Viele Themen stehen auf der Agenda: Ausbaukorridore und Energieeffizienz. Netzausbau und gesicherte Leistung. Abgaben und Umlagen neu sortieren, den Gebäudesektor voranbringen und vor allem auch den Verkehr. Mit dem Zwischenfazit der dena-Leitstudie Integrierte Energiewende haben wir das Portfolio in großen Teilen offen gelegt. Vieles davon ist vordringlich und hat höchste Priorität. Doch wer nun gleich schon bei den anstehenden Koalitionsverhandlungen alles gelöst haben will, riskiert, dass die Gespräche scheitern. Egal welche persönliche politische Einschätzung man haben mag: Ein Scheitern wäre bedauerlich. Für die Energiewende, aber für viele andere politische Fragen auch.

Dennoch: Ein irgendwie zusammengebastelter Kompromiss zwischen Kohleausstieg und Zukunft des Verbrennungsmotors allein wird nicht reichen. Manch einer könnte damit vielleicht schon gut leben.
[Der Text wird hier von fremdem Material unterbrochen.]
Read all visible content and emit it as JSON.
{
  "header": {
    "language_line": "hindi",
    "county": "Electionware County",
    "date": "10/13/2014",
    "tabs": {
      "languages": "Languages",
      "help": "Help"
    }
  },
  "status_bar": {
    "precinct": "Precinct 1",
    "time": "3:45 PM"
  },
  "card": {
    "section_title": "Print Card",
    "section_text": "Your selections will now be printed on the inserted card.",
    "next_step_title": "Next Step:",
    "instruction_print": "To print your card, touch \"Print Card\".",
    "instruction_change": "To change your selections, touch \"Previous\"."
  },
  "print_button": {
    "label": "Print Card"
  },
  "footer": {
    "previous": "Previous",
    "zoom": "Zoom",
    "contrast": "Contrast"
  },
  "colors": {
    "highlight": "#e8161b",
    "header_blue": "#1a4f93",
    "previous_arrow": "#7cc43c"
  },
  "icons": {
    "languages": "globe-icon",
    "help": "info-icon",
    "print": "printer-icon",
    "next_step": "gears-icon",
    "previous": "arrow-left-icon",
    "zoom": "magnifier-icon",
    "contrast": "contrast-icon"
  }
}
Für die Zukunft der integrierten Energiewende und den Klimaschutz aber wäre das zu wenig.

Neben dem ausdrücklichen Gestaltungswillen fällt folgendes auf. Alle vier Parteien fühlen sich dem Pariser Klimaabkommen verpflichtet. Und etwas verkürzt: Den einen geht es um mehr Marktwirtschaftlichkeit, den anderen um mehr Fokussierung. Wieder anderen um mehr Ordnung im Abgaben- und Umlagen-Dschungel. Idealerweise so, dass er für den Industriestandort Deutschland Perspektive und Zuverlässigkeit gibt. Das alles zusammen genommen ist eine gute Grundlage. Es hat das Potenzial für einen größeren Wurf hin zu einem neuen ökonomischen Rahmen für die Energiewende mit stärkerer Ausrichtung auf die Vermeidung von CO2. Wie man den mit Leitplanken in den kommenden Wochen skizzieren kann, haben 15 Energie- und Klimaexperten kürzlich in einem gemeinsamen Papier vorgelegt. Die Vorschläge erfahren viel Unterstützung in der Wirtschaft, aber es gibt auch Kritik. Doch die Energiewende macht Entscheidungen erforderlich. Kritik wird es immer geben, aber die Richtungsentscheidung ist nun das, worauf viele warten.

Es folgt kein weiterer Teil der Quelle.